Wine Spectator’s 100-point winemaker, Carlo Ferrini, has a small private vineyard called Giodo, which the magazine suggests may be “Montalcino’s best-kept secret.” From this impeccable site, he’s produced a 100-point Brunello, made from select grape bunches off each vine. Then, one week after picking those grapes for his Brunello, Ferrini harvests the rest of this prized fruit to make his Rosso di Toscana. This 2015 Giodo Rosso di Toscana earned 97-points from James Suckling who found it “linear and dense.” Meet the pinnacle of Tuscan rosso for just $59.99 per bottle. Highly recommended.

When the two-time Wine Enthusiast Winemaker of the Year finishes his day job making wines for Brancaia, Casanova di Neri, Fonterutoli Mazzei, and Talenti, he escapes to his hidden Podere Giodo site and works his magic crafting his Sangiovese into dense and expressive Tuscan gems.

A few years back, Wine Spectator clued the world into Carlo Ferrini’s “under-the-radar passion project,” Podere Giodo, which is tucked outside the tiny village of Sant’Angelo in Colle. Ferrini purchased the Tuscan property in 2002 when it was just 25 acres of “woods and wheat,” and he is discreet about it because he knows that his 30 clients throughout Italy — Brunello heavyweights like Casanova di Neri, Brancaia, Mazzei, and Talenti — might not appreciate their own consulting winemaker adding yet another competitor to the mix.

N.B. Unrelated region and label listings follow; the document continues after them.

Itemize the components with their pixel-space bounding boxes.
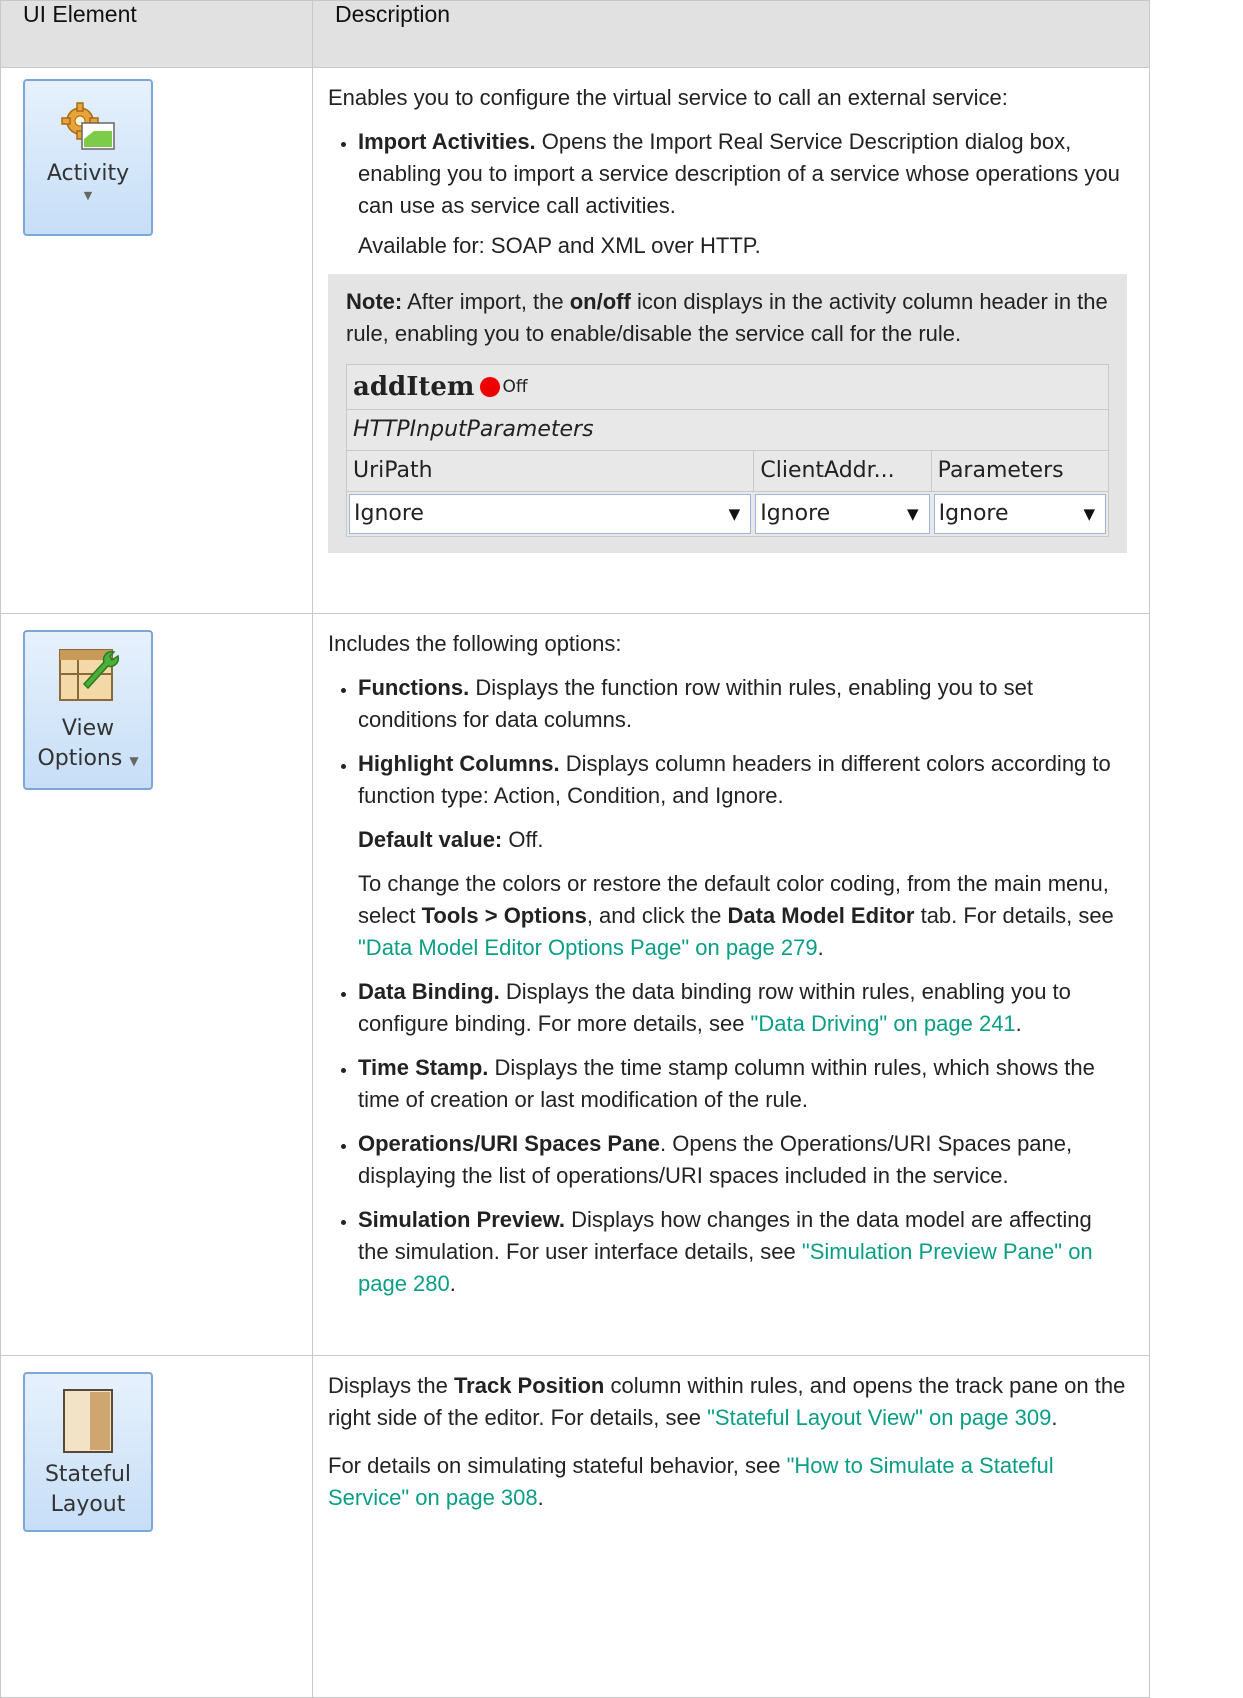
select-value: Ignore <box>354 501 424 526</box>
label-line: Options ▼ <box>37 744 138 776</box>
select-value: Ignore <box>938 501 1009 526</box>
dropdown-arrow-icon: ▼ <box>1083 505 1095 523</box>
data-model-editor-options-link[interactable]: "Data Model Editor Options Page" on page… <box>358 935 818 960</box>
chevron-down-icon: ▼ <box>83 189 93 202</box>
note-bold: on/off <box>569 289 631 314</box>
bold-part: Data Model Editor <box>727 903 915 928</box>
ui-element-cell: Activity ▼ <box>0 67 313 614</box>
ui-elements-table: UI Element Description Activity ▼ Enable… <box>0 0 1150 1698</box>
table-row: View Options ▼ Includes the following op… <box>0 613 1150 1356</box>
note-box: Note: After import, the on/off icon disp… <box>328 274 1127 553</box>
view-options-wrench-icon <box>56 644 120 714</box>
default-label: Default value: <box>358 827 503 852</box>
grid-column-header: UriPath <box>347 451 755 491</box>
parameters-select[interactable]: Ignore ▼ <box>933 494 1106 534</box>
ui-element-cell: View Options ▼ <box>0 613 313 1356</box>
text-part: , and click the <box>586 903 728 928</box>
view-options-intro: Includes the following options: <box>328 631 622 656</box>
header-ui-element: UI Element <box>0 0 313 68</box>
list-item: Simulation Preview. Displays how changes… <box>358 1204 1127 1300</box>
dropdown-arrow-icon: ▼ <box>728 505 741 523</box>
stateful-simulation-text: For details on simulating stateful behav… <box>328 1450 1127 1514</box>
header-description: Description <box>312 0 1150 68</box>
list-item: Data Binding. Displays the data binding … <box>358 976 1127 1040</box>
label-line: Stateful <box>44 1462 132 1487</box>
status-text: Off <box>502 377 528 397</box>
item-title: Time Stamp. <box>358 1055 489 1080</box>
text-part: For details on simulating stateful behav… <box>328 1453 787 1478</box>
grid-value-row: Ignore ▼ Ignore ▼ Ignore ▼ <box>347 492 1108 536</box>
item-title: Simulation Preview. <box>358 1207 566 1232</box>
table-row: Activity ▼ Enables you to configure the … <box>0 67 1150 614</box>
label-line: View <box>61 716 115 741</box>
text-part: tab. For details, see <box>914 903 1114 928</box>
default-value: Off. <box>502 827 544 852</box>
item-title: Data Binding. <box>358 979 500 1004</box>
stateful-layout-view-link[interactable]: "Stateful Layout View" on page 309 <box>707 1405 1051 1430</box>
clientaddr-select[interactable]: Ignore ▼ <box>755 494 930 534</box>
note-text-part: After import, the <box>402 289 570 314</box>
list-item: Time Stamp. Displays the time stamp colu… <box>358 1052 1127 1116</box>
activity-grid-screenshot: addItem Off HTTPInputParameters UriPath … <box>346 364 1109 537</box>
item-title: Functions. <box>358 675 470 700</box>
text-part: . <box>537 1485 544 1510</box>
activity-button[interactable]: Activity ▼ <box>23 79 153 236</box>
activity-intro: Enables you to configure the virtual ser… <box>328 85 1008 110</box>
item-title: Highlight Columns. <box>358 751 560 776</box>
ui-element-cell: Stateful Layout <box>0 1355 313 1698</box>
chevron-down-icon: ▼ <box>129 754 139 768</box>
available-for-text: Available for: SOAP and XML over HTTP. <box>358 233 761 258</box>
item-text: . <box>1015 1011 1022 1036</box>
select-value: Ignore <box>760 501 831 526</box>
grid-column-headers: UriPath ClientAddr... Parameters <box>347 451 1108 492</box>
text-part: . <box>817 935 824 960</box>
data-driving-link[interactable]: "Data Driving" on page 241 <box>751 1011 1016 1036</box>
description-cell: Enables you to configure the virtual ser… <box>312 67 1150 614</box>
note-label: Note: <box>346 289 403 314</box>
stateful-layout-icon <box>60 1388 116 1460</box>
grid-title: addItem Off <box>347 365 1108 410</box>
list-item: Operations/URI Spaces Pane. Opens the Op… <box>358 1128 1127 1192</box>
label-line: Layout <box>50 1492 126 1517</box>
bold-part: Track Position <box>453 1373 605 1398</box>
view-options-label: View Options ▼ <box>37 714 138 776</box>
colors-text: To change the colors or restore the defa… <box>358 868 1127 964</box>
dropdown-arrow-icon: ▼ <box>907 505 919 523</box>
uripath-select[interactable]: Ignore ▼ <box>349 494 752 534</box>
view-options-button[interactable]: View Options ▼ <box>23 630 153 790</box>
grid-subtitle: HTTPInputParameters <box>347 410 1108 451</box>
item-text: . <box>449 1271 456 1296</box>
item-title: Import Activities. <box>358 129 536 154</box>
list-item: Highlight Columns. Displays column heade… <box>358 748 1127 964</box>
description-cell: Includes the following options: Function… <box>312 613 1150 1356</box>
table-header-row: UI Element Description <box>0 0 1150 68</box>
label-text: Options <box>37 746 123 771</box>
text-part: . <box>1051 1405 1058 1430</box>
list-item: Import Activities. Opens the Import Real… <box>358 126 1127 222</box>
note-text: Note: After import, the on/off icon disp… <box>346 286 1109 350</box>
gear-activity-icon <box>58 101 118 159</box>
bold-part: Tools > Options <box>421 903 587 928</box>
table-row: Stateful Layout Displays the Track Posit… <box>0 1355 1150 1698</box>
grid-title-text: addItem <box>353 372 475 402</box>
item-title: Operations/URI Spaces Pane <box>358 1131 660 1156</box>
off-status-icon[interactable] <box>480 377 501 397</box>
grid-column-header: Parameters <box>937 458 1064 483</box>
stateful-layout-button[interactable]: Stateful Layout <box>23 1372 153 1532</box>
list-item: Functions. Displays the function row wit… <box>358 672 1127 736</box>
description-cell: Displays the Track Position column withi… <box>312 1355 1150 1698</box>
default-value-text: Default value: Off. <box>358 824 1127 856</box>
stateful-layout-label: Stateful Layout <box>45 1460 131 1520</box>
stateful-description: Displays the Track Position column withi… <box>328 1370 1127 1434</box>
activity-button-label: Activity <box>46 161 130 186</box>
grid-column-header: ClientAddr... <box>754 451 932 491</box>
text-part: Displays the <box>328 1373 454 1398</box>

Ferrini saw huge potential in the property’s mineral-laced slopes, which face southeast and are shaded from the hot summer sun. Long a proponent of improving wine through vineyard investment, Ferrini put his money where his mouth was, planting 15 different Sangiovese clones on seven acres.

The same organically-farmed fruit that supplied Ferrini’s 100-point wine supplies his Rosso di Toscana, which just sees less time in oak and in the bottle than the Brunello. The estate is so young that Ferrini must steal away to a corner of Castello Romitorio’s winery to make his wine. He follows a gentle winemaking course whose aim he sums up in three words: “Elegance, elegance, elegance.”